2. Some pieces of the armour started completely as oil-based clay sculptures. Others were initially mocked up in cardboard. The form for the thighs was a combination of polyrigid foam-board, clay, and pvc piping.
3. Each piece was molded with plaster. I used a waterbased polyurethane as a release agent.
4. The cleaned molds were used to cast bondo coated fibreglass castings. (The molds were waste molds--destroyed in the process of freeing the casting.)

5. I cleaned fitted and painted the castings. Despite all the planning on how pieces would work the final process of fitting and articulating the armour was largely by trial an error. I do believe I learned a lot, and hope to apply this experience to my next projects.

Thank you fellows for the support.

Kevin, I didn't know about Fangora, I'll have to look into it.

Be well,
Thomas
 

Egon Spengler

Sr Member
Amazingly impressive.. I like how you used Cardboard and clay. It sounds simple enough, but I just want to be clear on what exactly you did. Did you sculpt most of it with clay and then use cardboard for details? Or did you just build a core with cardboard and sculpt over that to use less clay?
 

The Clone Emperor

Well-Known Member
I am wishing that I had more pictures online now. Certain parts had such geometry that it made sense to construct the base in cardboard or matte board. To compete this arm, I added clay to the sides where the corrugation would other wise be visible.



The fibreglass casting still evidenced the corguation of the cardboard form. This took some effort to sand smooth. After this piece I spent much more tyme constructing the forms for the right arm with matte board and wood glue. It was worth the effort if judged by the reduction in clean-up tyme alone.

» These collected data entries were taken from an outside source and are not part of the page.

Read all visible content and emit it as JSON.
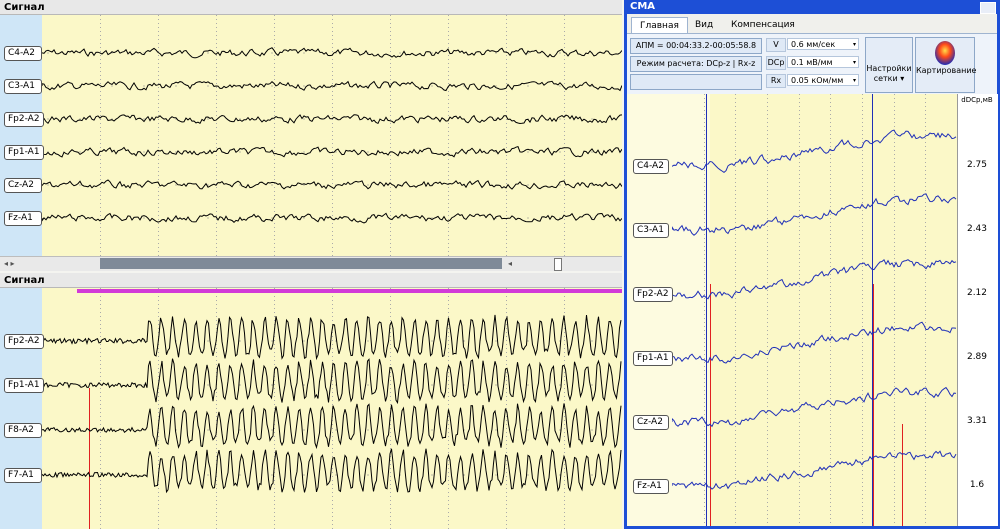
{
  "top_panel": {
    "title": "Сигнал",
    "channels": [
      "C4-A2",
      "C3-A1",
      "Fp2-A2",
      "Fp1-A1",
      "Cz-A2",
      "Fz-A1"
    ]
  },
  "bottom_panel": {
    "title": "Сигнал",
    "channels": [
      "Fp2-A2",
      "Fp1-A1",
      "F8-A2",
      "F7-A1"
    ]
  },
  "cma": {
    "title": "СМА",
    "tabs": [
      "Главная",
      "Вид",
      "Компенсация"
    ],
    "apm": "АПМ = 00:04:33.2-00:05:58.8",
    "mode": "Режим расчета: DCp-z | Rx-z",
    "params": [
      {
        "label": "V",
        "value": "0.6 мм/сек"
      },
      {
        "label": "DCp",
        "value": "0.1 мВ/мм"
      },
      {
        "label": "Rx",
        "value": "0.05 кОм/мм"
      }
    ],
    "grid_button": "Настройки сетки ▾",
    "map_button": "Картирование",
    "value_header": "dDCp,мВ",
    "channels": [
      "C4-A2",
      "C3-A1",
      "Fp2-A2",
      "Fp1-A1",
      "Cz-A2",
      "Fz-A1"
    ],
    "values": [
      "2.75",
      "2.43",
      "2.12",
      "2.89",
      "3.31",
      "1.6"
    ]
  },
  "colors": {
    "plot_bg": "#fbf8c8",
    "label_col": "#cfe6f7",
    "trace_black": "#000000",
    "trace_blue": "#1f2fb8",
    "marker_red": "#e02020",
    "selection_magenta": "#d23ad8",
    "window_blue": "#1d4fd6"
  }
}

My experience has been encouraging in reguards of the use matte board to rough out the forms where the geometry of the attempted piece calls for it. With a sharp blade, good measurements, wood glue, and a little patience, matte board can be made to do some amazing forms. I added clay to the matte board sculpture when it just did not make sense to attempt a particular effect in board (e.g. the round of an inside corner.)

Be well,
Thomas
 

Docking bay 327

New Member
Thomas,
Truly phenomenal costume and wonderful website.
Since you have done so much research into Durge, (and I have not by evidence of my basic question) why does Durge have a Mandalorian/Boba Fett symbol on his armor, considering his painful past with them?


Thanks
DB 327
 

The Clone Emperor

Well-Known Member

The Mandalorian Symbol. Some folk call this The Bantha Skull. To these folk I ask ¿Ever look at a Bantha?

The EU has been ambiguious about the exact reason behind the blue Mandalorian skull featured so prominently on DURGE's body armour. In Star Wars; Visionaries there is a short tale regarding DURGE's evolution called "Prototypes." The story suggests the skull is that of DURGE's mentor Jaing, and that he bares in honour of his master who was out numbered and slain by a treacherous clan Mandalorians.

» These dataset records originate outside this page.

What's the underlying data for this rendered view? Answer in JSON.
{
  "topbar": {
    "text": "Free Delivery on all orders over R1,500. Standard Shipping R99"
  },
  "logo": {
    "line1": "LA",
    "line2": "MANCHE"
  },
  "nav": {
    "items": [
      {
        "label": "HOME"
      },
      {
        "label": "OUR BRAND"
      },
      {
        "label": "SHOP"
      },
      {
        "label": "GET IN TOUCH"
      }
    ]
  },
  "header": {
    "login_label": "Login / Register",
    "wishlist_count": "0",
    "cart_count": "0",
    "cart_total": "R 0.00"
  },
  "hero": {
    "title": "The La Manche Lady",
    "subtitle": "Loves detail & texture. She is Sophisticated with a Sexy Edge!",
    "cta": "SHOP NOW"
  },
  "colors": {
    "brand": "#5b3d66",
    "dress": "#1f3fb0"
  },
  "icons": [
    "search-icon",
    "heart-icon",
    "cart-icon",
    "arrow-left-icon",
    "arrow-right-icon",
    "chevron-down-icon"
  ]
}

An issue of the Star Wars Insider featured an article on Mandalorians in which the emblem was identified as an homage to great warrior. By excercizing the law of continutity, it may be deduced that that great warrior was Jaing. The term Mandalorian itself once conoted a particular race, but expanded to encompass all those fighting under their banner.

(The smaller red emblems adorning his body armour have been explained as kills that DURGE was particularily satisfied with.)

 

DL 44 Blaster

Sr Member
This costume is still one of my most favorite ever created :eek I never get tired of looking at pics and very much look forward to the day you can call it "complete" in whatever sense that our costumes are ever really complete. :D

Kudos to photoshoot part duex ;)

Steve
 

AlderaanGirl

Well-Known Member
Your Durge looks awesome Thomas. :thumbsup Then again, your work always does.

Off topic: I hope to get to see it this year. Perhaps DragonCon ;) Andrea and I are planning on going this year. We missed out last year because we both broke the bank going to CIII. Btw...it was a pleasure to meet you then. I hope we get to see ya again soon.